Almost all of us can sympathize with the crushing sensation of getting a failing grade at one point or another.
Whether it’s on a spelling quiz in elementary school or an essay for a college class, the sight of an “F” at the top of your paper can be equally demoralizing.
What sets people apart, however, comes from how one responds to that “F”.
Do you get discouraged and resign yourself to the fact that “spelling just isn’t your thing?”
Or do you take it as a challenge to practice more and improve?
Time and time again, research has proven that students and individuals that choose the latter attitude will perform better in school and beyond. This is called having a “growth mindset”.
What is a growth mindset?
A growth mindset is one in which people believe that all skills and abilities can be developed through hard work.
A fixed mindset, on the other hand, assumes that people are born with or without given skills and abilities. Individuals with fixed mindsets believe that some people are good at math, and others are not. Some people are smart, and others are dumb.
The beauty of a growth mindset is that students who possess this outlook on ability often have a love of learning and a great deal of perseverance.
Students with a growth mindset are more likely to face a challenging academic task with optimism, knowing that doing hard work will help make their brain stronger.
So how can you foster a growth mindset in your classroom? Read on for some ideas on how to harness the power of “not yet” with your own students.
How to help students develop a growth mindset
Teach students how the brain works. Just like other muscles in your body, the more you exercise the brain in new and different ways, the stronger it will get. This isn’t just a theory, it’s science! Having your students read about how this process works in the brain will invest them in the process.
Praise Actions Not Traits
When promoting a growth mindset, rethink how you praise students in the classroom. “You’re so smart,” sends students the message that smart is a fixed condition that students either have or they don’t. Instead, praise students for their effort, resilience, or optimism in the face of a challenging task.
Instead of always celebrating top performers when it comes to an assignment or assessment, celebrate those students who’ve shown the most growth. This signals to kids that the process of learning is just as important as the outcome.
Use the Word “Yet”
One high school in Chicago gives students who did not achieve a passing mark in a course the grade “not yet”, instead of an “F”.

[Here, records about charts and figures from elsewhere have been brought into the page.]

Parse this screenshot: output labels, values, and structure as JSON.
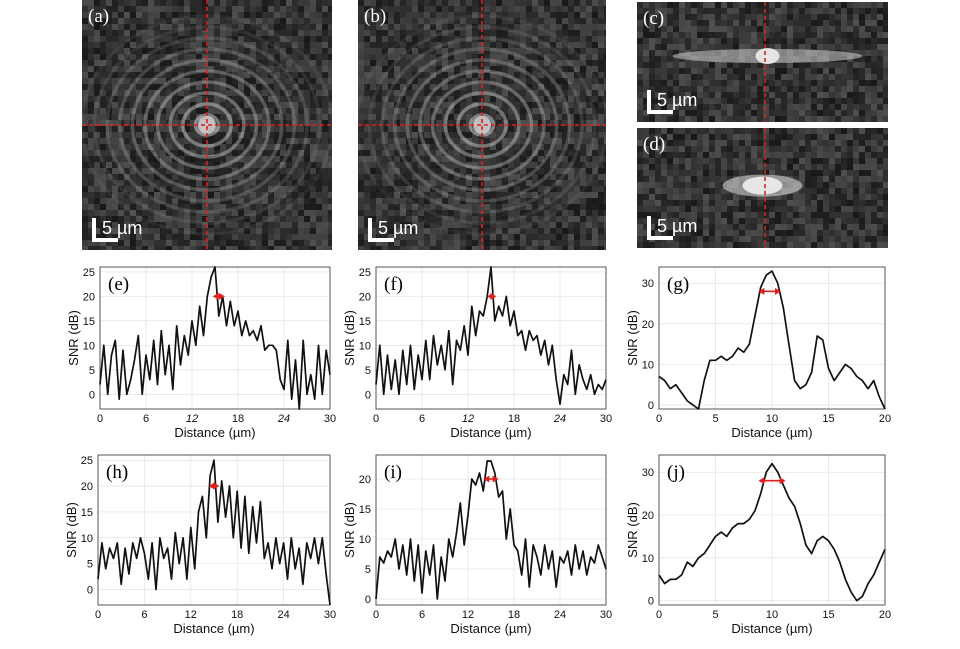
{
  "image_panels": [
    {
      "id": "a",
      "label": "(a)",
      "scale_label": "5 µm",
      "kind": "rings"
    },
    {
      "id": "b",
      "label": "(b)",
      "scale_label": "5 µm",
      "kind": "rings"
    },
    {
      "id": "c",
      "label": "(c)",
      "scale_label": "5 µm",
      "kind": "streak"
    },
    {
      "id": "d",
      "label": "(d)",
      "scale_label": "5 µm",
      "kind": "blob"
    }
  ],
  "colors": {
    "crosshair": "#e02020",
    "fwhm_marker": "#e02020",
    "line": "#111111",
    "grid": "#dddddd"
  },
  "chart_data": [
    {
      "id": "e",
      "label": "(e)",
      "type": "line",
      "xlabel": "Distance (µm)",
      "ylabel": "SNR (dB)",
      "xlim": [
        0,
        30
      ],
      "ylim": [
        -3,
        26
      ],
      "xticks": [
        0,
        6,
        12,
        18,
        24,
        30
      ],
      "yticks": [
        0,
        5,
        10,
        15,
        20,
        25
      ],
      "italic_ticks": [
        12,
        24
      ],
      "fwhm": [
        14.7,
        16.3,
        20
      ],
      "x": [
        0,
        0.5,
        1,
        1.5,
        2,
        2.5,
        3,
        3.5,
        4,
        4.5,
        5,
        5.5,
        6,
        6.5,
        7,
        7.5,
        8,
        8.5,
        9,
        9.5,
        10,
        10.5,
        11,
        11.5,
        12,
        12.5,
        13,
        13.5,
        14,
        14.5,
        15,
        15.5,
        16,
        16.5,
        17,
        17.5,
        18,
        18.5,
        19,
        19.5,
        20,
        20.5,
        21,
        21.5,
        22,
        22.5,
        23,
        23.5,
        24,
        24.5,
        25,
        25.5,
        26,
        26.5,
        27,
        27.5,
        28,
        28.5,
        29,
        29.5,
        30
      ],
      "y": [
        2,
        10,
        0,
        8,
        11,
        -1,
        9,
        0,
        3,
        7,
        12,
        0,
        8,
        3,
        11,
        2,
        13,
        4,
        10,
        1,
        14,
        6,
        12,
        8,
        15,
        10,
        18,
        12,
        20,
        24,
        26,
        16,
        20,
        14,
        19,
        14,
        17,
        12,
        15,
        12,
        13,
        11,
        14,
        9,
        10,
        10,
        9,
        3,
        1,
        11,
        -1,
        7,
        -3,
        11,
        0,
        4,
        -1,
        10,
        0,
        9,
        4
      ]
    },
    {
      "id": "f",
      "label": "(f)",
      "type": "line",
      "xlabel": "Distance (µm)",
      "ylabel": "SNR (dB)",
      "xlim": [
        0,
        30
      ],
      "ylim": [
        -3,
        26
      ],
      "xticks": [
        0,
        6,
        12,
        18,
        24,
        30
      ],
      "yticks": [
        0,
        5,
        10,
        15,
        20,
        25
      ],
      "italic_ticks": [
        12,
        24
      ],
      "fwhm": [
        14.5,
        15.7,
        20
      ],
      "x": [
        0,
        0.5,
        1,
        1.5,
        2,
        2.5,
        3,
        3.5,
        4,
        4.5,
        5,
        5.5,
        6,
        6.5,
        7,
        7.5,
        8,
        8.5,
        9,
        9.5,
        10,
        10.5,
        11,
        11.5,
        12,
        12.5,
        13,
        13.5,
        14,
        14.5,
        15,
        15.5,
        16,
        16.5,
        17,
        17.5,
        18,
        18.5,
        19,
        19.5,
        20,
        20.5,
        21,
        21.5,
        22,
        22.5,
        23,
        23.5,
        24,
        24.5,
        25,
        25.5,
        26,
        26.5,
        27,
        27.5,
        28,
        28.5,
        29,
        29.5,
        30
      ],
      "y": [
        2,
        10,
        0,
        8,
        1,
        7,
        0,
        9,
        2,
        10,
        1,
        8,
        3,
        11,
        3,
        12,
        6,
        10,
        5,
        13,
        2,
        11,
        9,
        14,
        8,
        18,
        12,
        17,
        16,
        20,
        26,
        15,
        18,
        16,
        20,
        14,
        17,
        12,
        13,
        9,
        13,
        11,
        12,
        8,
        11,
        6,
        10,
        3,
        -2,
        4,
        2,
        9,
        0,
        6,
        3,
        1,
        4,
        0,
        2,
        1,
        3
      ]
    },
    {
      "id": "g",
      "label": "(g)",
      "type": "line",
      "xlabel": "Distance (µm)",
      "ylabel": "SNR (dB)",
      "xlim": [
        0,
        20
      ],
      "ylim": [
        -1,
        34
      ],
      "xticks": [
        0,
        5,
        10,
        15,
        20
      ],
      "yticks": [
        0,
        10,
        20,
        30
      ],
      "italic_ticks": [],
      "fwhm": [
        8.8,
        10.8,
        28
      ],
      "x": [
        0,
        0.5,
        1,
        1.5,
        2,
        2.5,
        3,
        3.5,
        4,
        4.5,
        5,
        5.5,
        6,
        6.5,
        7,
        7.5,
        8,
        8.5,
        9,
        9.5,
        10,
        10.5,
        11,
        11.5,
        12,
        12.5,
        13,
        13.5,
        14,
        14.5,
        15,
        15.5,
        16,
        16.5,
        17,
        17.5,
        18,
        18.5,
        19,
        19.5,
        20
      ],
      "y": [
        7,
        6,
        4,
        5,
        3,
        1,
        0,
        -1,
        6,
        11,
        11,
        12,
        11,
        12,
        14,
        13,
        15,
        22,
        29,
        32,
        33,
        30,
        24,
        15,
        6,
        4,
        5,
        8,
        17,
        16,
        9,
        6,
        8,
        10,
        9,
        7,
        6,
        4,
        6,
        2,
        -1
      ]
    },
    {
      "id": "h",
      "label": "(h)",
      "type": "line",
      "xlabel": "Distance (µm)",
      "ylabel": "SNR (dB)",
      "xlim": [
        0,
        30
      ],
      "ylim": [
        -3,
        26
      ],
      "xticks": [
        0,
        6,
        12,
        18,
        24,
        30
      ],
      "yticks": [
        0,
        5,
        10,
        15,
        20,
        25
      ],
      "italic_ticks": [],
      "fwhm": [
        14.3,
        15.7,
        20
      ],
      "x": [
        0,
        0.5,
        1,
        1.5,
        2,
        2.5,
        3,
        3.5,
        4,
        4.5,
        5,
        5.5,
        6,
        6.5,
        7,
        7.5,
        8,
        8.5,
        9,
        9.5,
        10,
        10.5,
        11,
        11.5,
        12,
        12.5,
        13,
        13.5,
        14,
        14.5,
        15,
        15.5,
        16,
        16.5,
        17,
        17.5,
        18,
        18.5,
        19,
        19.5,
        20,
        20.5,
        21,
        21.5,
        22,
        22.5,
        23,
        23.5,
        24,
        24.5,
        25,
        25.5,
        26,
        26.5,
        27,
        27.5,
        28,
        28.5,
        29,
        29.5,
        30
      ],
      "y": [
        2,
        9,
        4,
        8,
        6,
        9,
        1,
        8,
        3,
        9,
        6,
        10,
        7,
        2,
        9,
        0,
        10,
        6,
        8,
        2,
        11,
        5,
        10,
        2,
        12,
        4,
        15,
        18,
        10,
        22,
        25,
        13,
        21,
        14,
        20,
        10,
        19,
        8,
        18,
        7,
        16,
        9,
        17,
        6,
        9,
        4,
        10,
        5,
        9,
        2,
        10,
        4,
        8,
        1,
        9,
        6,
        10,
        5,
        10,
        3,
        -3
      ]
    },
    {
      "id": "i",
      "label": "(i)",
      "type": "line",
      "xlabel": "Distance (µm)",
      "ylabel": "SNR (dB)",
      "xlim": [
        0,
        30
      ],
      "ylim": [
        -1,
        24
      ],
      "xticks": [
        0,
        6,
        12,
        18,
        24,
        30
      ],
      "yticks": [
        0,
        5,
        10,
        15,
        20
      ],
      "italic_ticks": [],
      "fwhm": [
        14,
        16,
        20
      ],
      "x": [
        0,
        0.5,
        1,
        1.5,
        2,
        2.5,
        3,
        3.5,
        4,
        4.5,
        5,
        5.5,
        6,
        6.5,
        7,
        7.5,
        8,
        8.5,
        9,
        9.5,
        10,
        10.5,
        11,
        11.5,
        12,
        12.5,
        13,
        13.5,
        14,
        14.5,
        15,
        15.5,
        16,
        16.5,
        17,
        17.5,
        18,
        18.5,
        19,
        19.5,
        20,
        20.5,
        21,
        21.5,
        22,
        22.5,
        23,
        23.5,
        24,
        24.5,
        25,
        25.5,
        26,
        26.5,
        27,
        27.5,
        28,
        28.5,
        29,
        29.5,
        30
      ],
      "y": [
        0,
        7,
        6,
        8,
        7,
        10,
        5,
        9,
        4,
        10,
        3,
        9,
        1,
        8,
        4,
        9,
        0,
        7,
        3,
        10,
        7,
        11,
        16,
        9,
        14,
        20,
        19,
        21,
        18,
        23,
        23,
        21,
        17,
        18,
        10,
        15,
        9,
        8,
        4,
        10,
        2,
        9,
        7,
        4,
        9,
        5,
        8,
        2,
        7,
        6,
        8,
        4,
        9,
        5,
        8,
        4,
        7,
        6,
        9,
        7,
        5
      ]
    },
    {
      "id": "j",
      "label": "(j)",
      "type": "line",
      "xlabel": "Distance (µm)",
      "ylabel": "SNR (dB)",
      "xlim": [
        0,
        20
      ],
      "ylim": [
        -1,
        34
      ],
      "xticks": [
        0,
        5,
        10,
        15,
        20
      ],
      "yticks": [
        0,
        10,
        20,
        30
      ],
      "italic_ticks": [],
      "fwhm": [
        8.8,
        11.2,
        28
      ],
      "x": [
        0,
        0.5,
        1,
        1.5,
        2,
        2.5,
        3,
        3.5,
        4,
        4.5,
        5,
        5.5,
        6,
        6.5,
        7,
        7.5,
        8,
        8.5,
        9,
        9.5,
        10,
        10.5,
        11,
        11.5,
        12,
        12.5,
        13,
        13.5,
        14,
        14.5,
        15,
        15.5,
        16,
        16.5,
        17,
        17.5,
        18,
        18.5,
        19,
        19.5,
        20
      ],
      "y": [
        6,
        4,
        5,
        5,
        6,
        9,
        8,
        10,
        11,
        13,
        15,
        16,
        15,
        17,
        18,
        18,
        19,
        21,
        25,
        30,
        32,
        30,
        27,
        24,
        22,
        18,
        13,
        11,
        14,
        15,
        14,
        12,
        9,
        5,
        2,
        0,
        1,
        4,
        6,
        9,
        12
      ]
    }
  ]
}
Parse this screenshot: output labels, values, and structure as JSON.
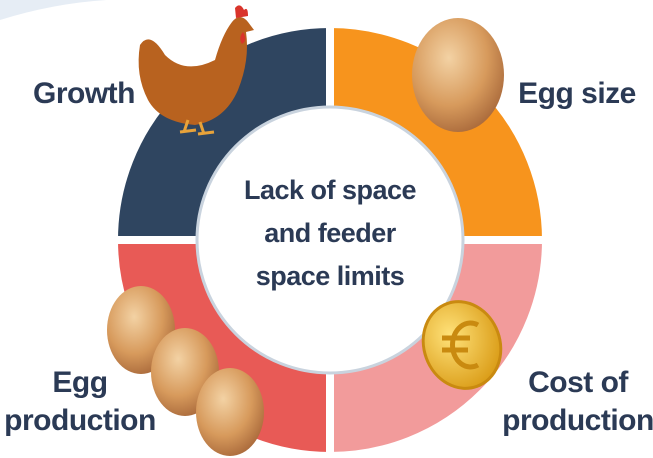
{
  "center": {
    "lines": [
      "Lack of space",
      "and feeder",
      "space limits"
    ]
  },
  "labels": {
    "top_left": {
      "lines": [
        "Growth"
      ]
    },
    "top_right": {
      "lines": [
        "Egg size"
      ]
    },
    "bottom_left": {
      "lines": [
        "Egg",
        "production"
      ]
    },
    "bottom_right": {
      "lines": [
        "Cost of",
        "production"
      ]
    }
  }
}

While unconventional, this mark signifies to students that the journey of their learning isn’t over. Instead of signaling that students had a chance to master something and they failed, “not yet” merely shows that they haven’t reached mastery but are on their way there.
This practice is one of many strategies used by the school to help promote a growth mindset in students.
Provide Opportunities for Revision
Build in systems in your classroom that permit students to improve upon the work they’ve already done. Maybe you have students pair up and peer edit creative essays before rewriting or allow students to do test corrections. You want to show students that nothing is ever perfect, and the process of improving is a great opportunity to learn.
Change Your Common Language
Rephrase the way you introduce tasks and assignments. An “exam” sounds intimidating and final. Instead, refer to assessments as “opportunities to show what you’ve learned so far” (“so far” implying that the learning isn’t done).
Developing a growth mindset is potentially one of the most powerful tools that teachers can use to help students become academically successful lifelong learners. There’s no doubt that students will face failures on the route to mastery, but a growth mindset will help them seize these failures as the learning opportunities they should be.